L'auteur de l'attaque au couteau jeudi matin à Nice a été interpellé par les forces de l'ordre, et selon des informations de BFMTV, il est blessé et a été transporté à l'hôpital.

Deux morts et plusieurs blessés

Le bilan de l'attaque au couteau de Nice s'est aggravé, en passant de un à deux morts, selon un porte-parole de la police à BFMTV. Ce sont un homme et une femme qui ont été tués à coups de couteau.

Plusieurs personnes ont également été blessées, mais leur nombre reste pour le moment inconnu.

Une minute de silence à l'Assemblée nationale

Les députés ont observé une minute de silence jeudi matin à l'Assemblée nationale, moins d'une heure après l'attaque au couteau à Nice, qui a fait un mort et plusieurs blessés.

Les autorités appellent à "éviter le secteur" de l'attaque

Une attaque a eu lieu ce jeudi à 9h à proximité de l'église Notre-Dame à Nice, faisant plusieurs blessés et un mort, selon une source policière à BFMTV. D'après le maire de la ville Christian Estrosi, l'auteur a été interpellé, mais le secteur reste à éviter.

"Évitez le secteur et suivez les consignes", écrit le ministre de l'Intérieur Gérald Darmanin sur Twitter. "Évitez le secteur", écrit également le député des Alpes Maritimes Eric Ciotti.

"Opération police en cours n'empruntez pas Secteur Notre Dame Centre ville Nice", écrit sur le réseau sociale la Police nationale.

Une cellule de crise ouverte place Beauvau

Le ministre de l'Intérieur Gérald Darmanin a annoncé l'ouverture d'une cellule de crise aux alentours de 9h30 jeudi, quelques minutes après l'attaque au couteau qui s'est déroulée à Nice à proximité de l'église Notre-Dame.

"Une opération de police est en cours.
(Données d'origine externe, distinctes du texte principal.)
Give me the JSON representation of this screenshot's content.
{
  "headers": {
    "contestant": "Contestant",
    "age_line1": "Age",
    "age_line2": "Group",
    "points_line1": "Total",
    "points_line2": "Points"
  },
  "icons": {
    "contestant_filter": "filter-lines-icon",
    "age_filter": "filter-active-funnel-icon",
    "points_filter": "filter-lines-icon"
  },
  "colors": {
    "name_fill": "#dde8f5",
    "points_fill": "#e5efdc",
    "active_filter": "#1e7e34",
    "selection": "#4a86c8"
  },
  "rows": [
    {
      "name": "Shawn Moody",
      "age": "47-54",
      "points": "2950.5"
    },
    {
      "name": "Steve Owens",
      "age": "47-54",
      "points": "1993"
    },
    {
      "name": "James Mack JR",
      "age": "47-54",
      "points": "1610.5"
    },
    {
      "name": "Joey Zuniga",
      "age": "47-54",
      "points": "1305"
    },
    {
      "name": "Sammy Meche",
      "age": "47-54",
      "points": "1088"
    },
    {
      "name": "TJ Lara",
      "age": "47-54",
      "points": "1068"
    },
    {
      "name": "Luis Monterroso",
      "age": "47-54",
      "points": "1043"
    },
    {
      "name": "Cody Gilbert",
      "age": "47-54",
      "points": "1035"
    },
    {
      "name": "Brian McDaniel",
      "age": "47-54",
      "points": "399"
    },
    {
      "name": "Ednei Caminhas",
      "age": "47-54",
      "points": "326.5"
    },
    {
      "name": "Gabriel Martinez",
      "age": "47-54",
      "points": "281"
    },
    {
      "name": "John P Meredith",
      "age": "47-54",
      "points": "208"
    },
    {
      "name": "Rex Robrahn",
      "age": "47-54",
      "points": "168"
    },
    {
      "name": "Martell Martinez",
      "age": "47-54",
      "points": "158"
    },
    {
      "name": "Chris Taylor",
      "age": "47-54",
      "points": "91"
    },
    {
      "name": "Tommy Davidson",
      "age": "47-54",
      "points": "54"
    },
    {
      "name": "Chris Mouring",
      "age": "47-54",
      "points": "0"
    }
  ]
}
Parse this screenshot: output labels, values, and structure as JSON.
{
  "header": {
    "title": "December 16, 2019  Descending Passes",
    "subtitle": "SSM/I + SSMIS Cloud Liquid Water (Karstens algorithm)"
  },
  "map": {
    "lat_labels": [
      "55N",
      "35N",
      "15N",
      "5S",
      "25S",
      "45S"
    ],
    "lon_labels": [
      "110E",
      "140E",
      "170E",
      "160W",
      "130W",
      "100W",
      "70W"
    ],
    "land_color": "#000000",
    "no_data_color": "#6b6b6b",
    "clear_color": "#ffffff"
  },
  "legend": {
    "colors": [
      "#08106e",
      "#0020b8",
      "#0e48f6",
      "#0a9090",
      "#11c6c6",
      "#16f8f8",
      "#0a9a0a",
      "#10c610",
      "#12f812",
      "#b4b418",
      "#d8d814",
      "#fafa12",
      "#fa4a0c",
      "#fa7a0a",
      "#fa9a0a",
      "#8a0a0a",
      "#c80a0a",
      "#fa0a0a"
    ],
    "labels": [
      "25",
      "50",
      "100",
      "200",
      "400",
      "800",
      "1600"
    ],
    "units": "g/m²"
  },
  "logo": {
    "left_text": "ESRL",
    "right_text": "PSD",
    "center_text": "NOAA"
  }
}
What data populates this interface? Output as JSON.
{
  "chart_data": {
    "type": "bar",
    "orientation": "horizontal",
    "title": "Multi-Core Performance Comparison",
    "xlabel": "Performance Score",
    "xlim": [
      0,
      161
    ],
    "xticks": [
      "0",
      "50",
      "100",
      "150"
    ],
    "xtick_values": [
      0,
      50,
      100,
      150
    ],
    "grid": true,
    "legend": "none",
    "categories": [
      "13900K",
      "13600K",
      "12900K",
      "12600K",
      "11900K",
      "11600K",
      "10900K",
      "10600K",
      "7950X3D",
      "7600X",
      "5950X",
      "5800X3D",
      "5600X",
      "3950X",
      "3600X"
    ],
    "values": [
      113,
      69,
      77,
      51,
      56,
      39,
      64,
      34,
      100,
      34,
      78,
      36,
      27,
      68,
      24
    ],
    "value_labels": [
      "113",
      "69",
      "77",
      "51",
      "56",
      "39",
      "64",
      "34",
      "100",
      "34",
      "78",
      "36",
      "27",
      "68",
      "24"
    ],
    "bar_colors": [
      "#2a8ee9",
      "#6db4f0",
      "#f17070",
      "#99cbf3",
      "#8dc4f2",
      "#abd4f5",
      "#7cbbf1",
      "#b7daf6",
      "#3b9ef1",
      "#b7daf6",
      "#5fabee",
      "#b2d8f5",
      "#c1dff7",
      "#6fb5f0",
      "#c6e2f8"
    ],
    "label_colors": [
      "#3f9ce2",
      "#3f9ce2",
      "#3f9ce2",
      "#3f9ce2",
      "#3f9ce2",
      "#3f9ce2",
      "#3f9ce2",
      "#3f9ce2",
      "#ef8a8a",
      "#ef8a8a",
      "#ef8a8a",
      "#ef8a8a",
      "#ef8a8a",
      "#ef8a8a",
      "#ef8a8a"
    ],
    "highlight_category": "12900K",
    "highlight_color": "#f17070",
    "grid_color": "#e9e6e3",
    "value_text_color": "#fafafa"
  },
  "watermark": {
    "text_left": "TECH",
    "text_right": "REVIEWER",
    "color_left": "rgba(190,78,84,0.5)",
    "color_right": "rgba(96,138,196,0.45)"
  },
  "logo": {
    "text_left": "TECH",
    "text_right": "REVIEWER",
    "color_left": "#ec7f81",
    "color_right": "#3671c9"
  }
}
Évitez le secteur et suivez les consignes", écrit-il sur Twitter.

L'auteur présumé interpellé

Sur Twitter, Christian Estrosi annonce l'interpellation du suspect. "Je demande aux Niçois d'éviter le secteur pour laisser la police et les secours travailler", précise le maire de la ville.

Un mort et plusieurs blessés dans une attaque au couteau à Nice

Bonjour à tous et bienvenue dans ce direct consacré à l'attaque qui s'est déroulée à Nice (Alpes-Maritimes). Elle a eu lieu autour de 9 heures à proximité de l'église Notre-Dame, indique une source policière à BFMTV. Un premier bilan fait état de plusieurs blessés et d'un mort.